In June of 2015, SunGard, now part of FIS Global, launched its post-trade derivatives utility, which aims to standardize back and middle office operations and technology, with Barclays as its first customer. According to FIS’ John Avery, it is not about commoditization so much as specialization.
“If we look at the clearing market as an example, firms are really there to provide their balance sheet and client service, and use that as a differentiation tool,” says Avery. “What we don’t see is a need for those same firms to maintain a book of proprietary technology.”
In other words, banks and futures commission merchants should concentrate on differentiation through service, cost, and other customer touch points, and leave standardized, replicated functions in the hands of a vendor.
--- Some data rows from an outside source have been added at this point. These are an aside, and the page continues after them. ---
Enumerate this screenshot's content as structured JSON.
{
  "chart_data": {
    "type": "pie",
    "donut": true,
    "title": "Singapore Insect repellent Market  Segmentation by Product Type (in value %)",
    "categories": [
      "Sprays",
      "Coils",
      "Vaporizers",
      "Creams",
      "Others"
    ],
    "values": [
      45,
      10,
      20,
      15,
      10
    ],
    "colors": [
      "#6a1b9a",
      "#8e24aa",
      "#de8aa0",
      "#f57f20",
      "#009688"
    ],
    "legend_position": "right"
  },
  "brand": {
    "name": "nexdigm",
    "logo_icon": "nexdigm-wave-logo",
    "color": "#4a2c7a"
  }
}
This will allow the bank or FCM to innovate from the business level, and allow the vendor to innovate at the fintech level.
From cybersecurity and mobile payments to blockchain and distributed ledgers, fintech is all the rage these days, but fintech is more than just a buzzword. Fintech is innovation, driving process improvement, driving innovation in a positive feedback loop. Avery sees the derivatives utility as a perfect example of how a fintech offering can be a win-win for vendors and clients.
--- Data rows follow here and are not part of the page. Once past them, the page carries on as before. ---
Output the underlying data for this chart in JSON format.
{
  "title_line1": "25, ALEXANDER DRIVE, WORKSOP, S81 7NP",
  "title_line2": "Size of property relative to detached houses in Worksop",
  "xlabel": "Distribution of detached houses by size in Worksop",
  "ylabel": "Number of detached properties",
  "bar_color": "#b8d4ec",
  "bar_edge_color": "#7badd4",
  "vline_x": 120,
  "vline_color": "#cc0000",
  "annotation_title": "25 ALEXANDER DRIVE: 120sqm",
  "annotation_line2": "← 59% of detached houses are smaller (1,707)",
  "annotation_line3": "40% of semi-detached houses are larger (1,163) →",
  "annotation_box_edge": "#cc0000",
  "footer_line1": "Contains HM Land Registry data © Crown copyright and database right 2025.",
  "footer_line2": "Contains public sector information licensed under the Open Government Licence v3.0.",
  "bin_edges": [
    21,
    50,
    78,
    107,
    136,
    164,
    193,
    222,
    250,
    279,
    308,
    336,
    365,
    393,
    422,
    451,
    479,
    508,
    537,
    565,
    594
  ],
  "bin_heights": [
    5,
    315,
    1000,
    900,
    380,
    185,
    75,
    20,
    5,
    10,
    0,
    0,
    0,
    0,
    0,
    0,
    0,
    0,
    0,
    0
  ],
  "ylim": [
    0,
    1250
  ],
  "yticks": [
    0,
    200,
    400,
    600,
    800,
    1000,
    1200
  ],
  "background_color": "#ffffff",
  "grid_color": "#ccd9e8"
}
“The fintech moniker is something that highlights that vendors are a positive force and a positive driver of innovation,” he says.
Once the utility is fully functional, according to Avery, 70-75 percent of the back and middle office operations and technology functions could be steered to the utility, which would drive down costs considerably. He also sees the utility as helping lower the cost of change due to new regulations or changing market dynamics. “It reduces the economic costs, the risks, as well as the time to market.”
It doesn’t get more utilitarian than that.